I wrote this text as a woman writing about women for women to read. I am putting my own designs on the reader, feminist designs, and challenging Hawthorne, Twain, and Stowe in their limitations of the female characters in their novels. It will take more than a dialogue for these women to obtain Margaret Fuller's conception of "freedom of the universe." In giving them an intellectual voice and intellectual thought processes, I desired to remove them from the stereotypical female roles they were cast as in their novels and give them brains of their own in addition to simply a room of their own to hold this discussion. In writing this dialogue, I felt a new kind of personal freedom, not only in empowering the characters to speak and think for themselves, but in allowing these women to be in conversation with other women. All of them are in one way or another isolated in their respective novels, and in constructing their conversation, I felt as if I was freeing myself from the feminist anger and frustration I experienced while reading the novels by giving them a sense of female solidarity. I created for them a context of women in which to place themselves, and a context of Fuller's feminist theory with which to reexamine their lives.

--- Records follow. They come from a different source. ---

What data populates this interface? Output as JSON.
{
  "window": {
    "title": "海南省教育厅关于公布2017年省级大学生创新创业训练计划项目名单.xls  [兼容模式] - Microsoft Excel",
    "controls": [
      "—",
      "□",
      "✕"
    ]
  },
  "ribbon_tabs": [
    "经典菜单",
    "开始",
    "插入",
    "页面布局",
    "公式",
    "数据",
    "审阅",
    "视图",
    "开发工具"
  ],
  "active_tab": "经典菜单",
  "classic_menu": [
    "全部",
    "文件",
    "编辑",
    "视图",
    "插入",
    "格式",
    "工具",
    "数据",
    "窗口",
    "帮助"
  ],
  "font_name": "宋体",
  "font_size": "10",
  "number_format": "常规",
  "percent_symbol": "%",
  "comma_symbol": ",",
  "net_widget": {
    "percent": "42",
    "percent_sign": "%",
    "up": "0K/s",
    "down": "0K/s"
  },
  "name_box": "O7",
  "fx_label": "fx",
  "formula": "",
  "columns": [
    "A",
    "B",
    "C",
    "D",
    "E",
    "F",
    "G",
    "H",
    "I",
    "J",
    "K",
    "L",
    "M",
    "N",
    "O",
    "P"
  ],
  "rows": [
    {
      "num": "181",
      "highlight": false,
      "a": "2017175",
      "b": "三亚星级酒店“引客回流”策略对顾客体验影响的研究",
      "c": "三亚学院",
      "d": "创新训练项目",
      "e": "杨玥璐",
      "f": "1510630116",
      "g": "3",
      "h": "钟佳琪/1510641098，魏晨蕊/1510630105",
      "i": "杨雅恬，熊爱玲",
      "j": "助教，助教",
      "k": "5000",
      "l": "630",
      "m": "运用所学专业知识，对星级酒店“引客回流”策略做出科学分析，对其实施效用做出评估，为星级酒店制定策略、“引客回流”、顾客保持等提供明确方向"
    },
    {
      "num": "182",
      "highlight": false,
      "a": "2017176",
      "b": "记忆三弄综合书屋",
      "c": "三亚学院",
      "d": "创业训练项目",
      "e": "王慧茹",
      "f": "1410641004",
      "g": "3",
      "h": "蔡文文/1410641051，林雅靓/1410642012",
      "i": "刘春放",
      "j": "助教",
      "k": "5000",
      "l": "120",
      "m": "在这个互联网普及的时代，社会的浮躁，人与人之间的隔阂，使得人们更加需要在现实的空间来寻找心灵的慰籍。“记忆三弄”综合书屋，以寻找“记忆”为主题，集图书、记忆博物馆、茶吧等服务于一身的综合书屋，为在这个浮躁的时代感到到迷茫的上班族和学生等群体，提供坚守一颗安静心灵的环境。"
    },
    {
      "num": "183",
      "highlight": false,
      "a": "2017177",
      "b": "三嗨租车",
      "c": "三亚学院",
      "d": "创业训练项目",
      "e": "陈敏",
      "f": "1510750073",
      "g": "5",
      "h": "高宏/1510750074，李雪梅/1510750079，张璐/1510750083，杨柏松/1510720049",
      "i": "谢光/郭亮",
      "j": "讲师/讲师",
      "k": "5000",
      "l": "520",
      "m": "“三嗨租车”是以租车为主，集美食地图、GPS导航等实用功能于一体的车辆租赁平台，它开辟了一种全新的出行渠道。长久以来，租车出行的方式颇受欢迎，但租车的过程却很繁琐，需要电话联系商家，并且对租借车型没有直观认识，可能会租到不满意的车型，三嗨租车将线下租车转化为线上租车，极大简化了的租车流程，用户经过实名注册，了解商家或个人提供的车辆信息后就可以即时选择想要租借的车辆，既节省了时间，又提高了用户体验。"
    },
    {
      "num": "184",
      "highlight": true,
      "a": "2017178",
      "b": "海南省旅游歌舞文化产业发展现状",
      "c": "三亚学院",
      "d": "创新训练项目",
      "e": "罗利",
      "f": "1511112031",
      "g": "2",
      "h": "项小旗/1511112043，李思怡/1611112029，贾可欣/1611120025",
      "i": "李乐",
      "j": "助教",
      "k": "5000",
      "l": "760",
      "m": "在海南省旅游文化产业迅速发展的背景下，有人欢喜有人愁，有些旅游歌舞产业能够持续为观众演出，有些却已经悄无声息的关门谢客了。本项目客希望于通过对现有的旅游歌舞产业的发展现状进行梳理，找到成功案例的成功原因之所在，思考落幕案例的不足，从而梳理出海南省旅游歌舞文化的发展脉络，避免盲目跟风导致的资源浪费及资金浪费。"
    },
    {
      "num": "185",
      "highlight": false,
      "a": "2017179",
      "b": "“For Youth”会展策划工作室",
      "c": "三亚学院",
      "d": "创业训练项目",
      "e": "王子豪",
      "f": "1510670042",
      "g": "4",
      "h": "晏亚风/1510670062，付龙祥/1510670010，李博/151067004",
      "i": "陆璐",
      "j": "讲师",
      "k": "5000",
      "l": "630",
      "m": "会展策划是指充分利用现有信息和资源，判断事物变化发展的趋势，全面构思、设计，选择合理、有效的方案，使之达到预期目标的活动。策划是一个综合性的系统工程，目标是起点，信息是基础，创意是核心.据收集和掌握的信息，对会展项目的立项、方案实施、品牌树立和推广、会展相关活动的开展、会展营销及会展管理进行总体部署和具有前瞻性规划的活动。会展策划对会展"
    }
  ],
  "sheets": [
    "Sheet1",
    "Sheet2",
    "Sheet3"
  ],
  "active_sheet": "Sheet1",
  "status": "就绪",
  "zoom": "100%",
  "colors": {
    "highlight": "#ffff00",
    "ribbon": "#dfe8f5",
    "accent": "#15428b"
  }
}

These women could not experience "freedom of the universe" within the constraints of their novels, as they were never given the opportunity for a discussion of what that kind of freedom really means. By setting different constraints on them, Margaret Fuller's ideas and theories, they were able to reach a point where they could establish their own definitions of freedom without being pulled down by the constraints of their societal status. Thus freedom is more than just the ability to manipulate within constraints to create your own reality, but freedom becomes the ability to define yourself, boldly and honestly, despite the inevitable presence of constraints.


Works Cited

Fetterly, Judith. The Resisting Reader: A Feminist Approach to Fiction. Indiana University PressBloomington and London: 1978.